- Theatrical release poster
- Directed by: Thomas Jahn
- Written by: Thomas Jahn
- Produced by: Thomas Jahn Michael Souvignier Oliver Stoltz
- Starring: Steffen Wink; Klaus J. Behrendt; Sandra Speichert; Stefan Jürgens; Heinz Hoenig; Hannelore Elsner; Mirco Nontschew; Jan Josef Liefers;
- Cinematography: Piotr Lenar
- Edited by: Andrea Mertens
- Music by: Tito Larriva
- Production companies: Dreamer Joint Venture Filmproduction; Warner Bros. Film Gmbh;
- Distributed by: Warner Bros.
- Release date: 26 November 1998;
- Running time: 93 minutes
- Country: Germany
- Language: German

= Kai Rabe gegen die Vatikankiller =

1998 film

Kai Rabe gegen die Vatikankiller (Kai Rabe vs. the Vatican Killers) is a 1998 German comedy film directed by Thomas Jahn.

==Plot==

Director Rufus Lindner is making a movie called "The Vatican Killers", a satirical film about the Pope's underground agents. The hero of the film is played by teen idol Kai Rabe. The production runs amok, starting with the murder of the leading actress. In addition, Kai Rabe rents two trigger-happy Israeli bodyguards.

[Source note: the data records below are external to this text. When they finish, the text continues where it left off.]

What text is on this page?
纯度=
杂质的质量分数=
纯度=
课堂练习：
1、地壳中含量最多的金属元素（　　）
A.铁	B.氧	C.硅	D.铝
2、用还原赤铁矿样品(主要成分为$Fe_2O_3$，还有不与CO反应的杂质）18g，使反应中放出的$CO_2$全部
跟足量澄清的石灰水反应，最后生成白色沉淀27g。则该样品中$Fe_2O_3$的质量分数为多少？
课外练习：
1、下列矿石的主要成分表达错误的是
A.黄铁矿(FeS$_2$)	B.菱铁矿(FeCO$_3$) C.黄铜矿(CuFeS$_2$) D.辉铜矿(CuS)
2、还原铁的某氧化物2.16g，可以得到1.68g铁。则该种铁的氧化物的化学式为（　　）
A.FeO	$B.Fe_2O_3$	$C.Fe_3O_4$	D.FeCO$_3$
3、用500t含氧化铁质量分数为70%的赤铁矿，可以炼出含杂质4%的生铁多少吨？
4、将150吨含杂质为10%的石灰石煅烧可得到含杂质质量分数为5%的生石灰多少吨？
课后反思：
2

Lindner's other problems include a reckless producer who insists the film shoot go on, and a police officer investigating the murder who falls in love with a beautiful actress, who happens to be the playwright's sister.

==Production==
Following Jahn's success with Knockin' on Heaven's Door, Warner Bros. signed him to a three-picture deal and rushed Kai Rabe gegen die Vatikankiller into production.

==Reception==
The film performed badly at the box office and Warner Bros. cancelled Jahn's deal.